Mike … not trashing you … its your post i had problems with and said so. i think if you ask SBC, they are not passing the price increases to their consumers. instead wholesale buyers are passing them on to their end customers. secondly, SBC is offering umlimited long distance for $20 incase you wanted to check it out.
Gee.. I thought the same thing that VOIP is not going to be alternative for spending less $$$ for over all communication for an individual couple of months back.
So, I guess I will endup spending no matter what, $50 for Cell, $60 for broadband and local and the asusual drill of locked out for 2 years in a carrier jail.
I dont know when I will spend just $50 for all these services..
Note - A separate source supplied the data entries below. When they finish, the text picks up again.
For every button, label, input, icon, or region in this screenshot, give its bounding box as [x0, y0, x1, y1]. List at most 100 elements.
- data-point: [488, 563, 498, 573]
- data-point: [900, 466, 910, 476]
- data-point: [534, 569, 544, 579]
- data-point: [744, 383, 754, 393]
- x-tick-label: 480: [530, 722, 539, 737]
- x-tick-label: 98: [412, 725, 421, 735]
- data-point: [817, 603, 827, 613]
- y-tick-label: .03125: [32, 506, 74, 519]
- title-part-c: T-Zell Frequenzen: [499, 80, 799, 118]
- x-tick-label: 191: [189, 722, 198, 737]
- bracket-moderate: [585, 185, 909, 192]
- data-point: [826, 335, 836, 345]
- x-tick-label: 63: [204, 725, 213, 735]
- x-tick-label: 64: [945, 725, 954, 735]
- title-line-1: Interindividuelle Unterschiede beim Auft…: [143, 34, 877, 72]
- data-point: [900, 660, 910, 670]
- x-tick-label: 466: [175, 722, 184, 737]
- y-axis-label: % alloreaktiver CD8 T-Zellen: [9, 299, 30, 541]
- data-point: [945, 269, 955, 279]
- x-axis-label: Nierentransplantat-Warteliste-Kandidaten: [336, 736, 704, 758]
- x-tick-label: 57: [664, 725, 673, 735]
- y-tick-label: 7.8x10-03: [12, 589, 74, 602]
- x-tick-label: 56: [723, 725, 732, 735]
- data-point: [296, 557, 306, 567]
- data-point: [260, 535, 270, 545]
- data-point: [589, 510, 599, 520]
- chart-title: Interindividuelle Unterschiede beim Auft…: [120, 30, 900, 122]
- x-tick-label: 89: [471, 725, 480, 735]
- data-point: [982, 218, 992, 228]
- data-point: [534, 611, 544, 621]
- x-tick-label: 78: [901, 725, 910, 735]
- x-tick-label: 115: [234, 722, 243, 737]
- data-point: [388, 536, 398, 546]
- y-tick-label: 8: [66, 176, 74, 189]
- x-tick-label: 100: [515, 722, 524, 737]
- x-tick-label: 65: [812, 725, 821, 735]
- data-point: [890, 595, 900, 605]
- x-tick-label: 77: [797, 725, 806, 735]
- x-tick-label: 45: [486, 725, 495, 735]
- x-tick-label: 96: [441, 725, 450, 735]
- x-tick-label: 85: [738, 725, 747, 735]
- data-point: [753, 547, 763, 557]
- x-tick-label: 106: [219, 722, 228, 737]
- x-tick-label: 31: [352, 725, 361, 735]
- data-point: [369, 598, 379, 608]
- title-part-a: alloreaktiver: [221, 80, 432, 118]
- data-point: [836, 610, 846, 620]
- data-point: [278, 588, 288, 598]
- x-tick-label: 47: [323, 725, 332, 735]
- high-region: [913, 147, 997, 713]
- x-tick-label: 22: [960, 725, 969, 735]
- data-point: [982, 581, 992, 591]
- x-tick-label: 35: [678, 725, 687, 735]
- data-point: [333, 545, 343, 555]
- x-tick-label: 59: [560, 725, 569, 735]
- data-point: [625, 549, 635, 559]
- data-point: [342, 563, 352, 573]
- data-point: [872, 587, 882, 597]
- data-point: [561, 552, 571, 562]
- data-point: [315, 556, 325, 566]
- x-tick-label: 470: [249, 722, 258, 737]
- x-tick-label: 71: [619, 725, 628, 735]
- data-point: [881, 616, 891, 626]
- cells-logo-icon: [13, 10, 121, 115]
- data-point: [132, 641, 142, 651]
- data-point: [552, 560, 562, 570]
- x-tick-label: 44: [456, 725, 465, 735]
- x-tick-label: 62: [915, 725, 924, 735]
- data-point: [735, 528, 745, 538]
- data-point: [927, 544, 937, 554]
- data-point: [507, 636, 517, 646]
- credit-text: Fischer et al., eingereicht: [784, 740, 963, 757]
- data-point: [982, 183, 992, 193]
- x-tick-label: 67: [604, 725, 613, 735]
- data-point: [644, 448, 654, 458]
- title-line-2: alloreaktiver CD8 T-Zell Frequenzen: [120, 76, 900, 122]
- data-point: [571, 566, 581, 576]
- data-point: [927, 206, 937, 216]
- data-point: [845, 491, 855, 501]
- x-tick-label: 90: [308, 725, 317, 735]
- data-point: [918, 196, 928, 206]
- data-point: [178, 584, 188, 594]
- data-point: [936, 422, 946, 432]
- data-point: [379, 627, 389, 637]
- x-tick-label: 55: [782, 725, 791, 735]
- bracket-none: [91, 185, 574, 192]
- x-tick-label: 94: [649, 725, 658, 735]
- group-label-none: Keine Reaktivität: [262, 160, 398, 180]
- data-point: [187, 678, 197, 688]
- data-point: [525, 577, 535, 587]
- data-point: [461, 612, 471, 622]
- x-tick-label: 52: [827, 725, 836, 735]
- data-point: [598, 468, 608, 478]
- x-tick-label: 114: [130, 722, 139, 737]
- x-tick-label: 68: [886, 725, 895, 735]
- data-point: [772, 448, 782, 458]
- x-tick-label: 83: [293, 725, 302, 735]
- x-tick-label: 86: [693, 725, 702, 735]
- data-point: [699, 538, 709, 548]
Passing on the costs to their wholesale buyers is the same thing as passing it on to customers of those wholesalers… You know that…
Have you looked at the details of SBC’s “unlimited long distance” for $20? I have, ’cause they bother me constantly to get me to sign up. It’s a lot less than you would get from a VoIP service provider. If you really matched them up, feature for feature, you’re spending much, much, much more on traditional phone service.
The thing is, I understand where you’re coming from, but if you talk to people signing up for VoIP, almost universally, they’re pointing to the price and saying “hmm, this is $20, and my only other options are much more expensive… and getting more expensive… so why should I bother?” So, this deal won’t raise SBC’s pricing to customers, but it will raise all their competitors (which means SBC has more room to bump up, dontchaknow?). Meanwhile, VoIP deals are cheaper and cheaper and people are buying…
No, I don’t think the independent guys will last, but they’re getting a lot of attention for folks, and it’s because of the price. Anything that forces up the price of traditional phone service is going to help VoIP providers in the near term.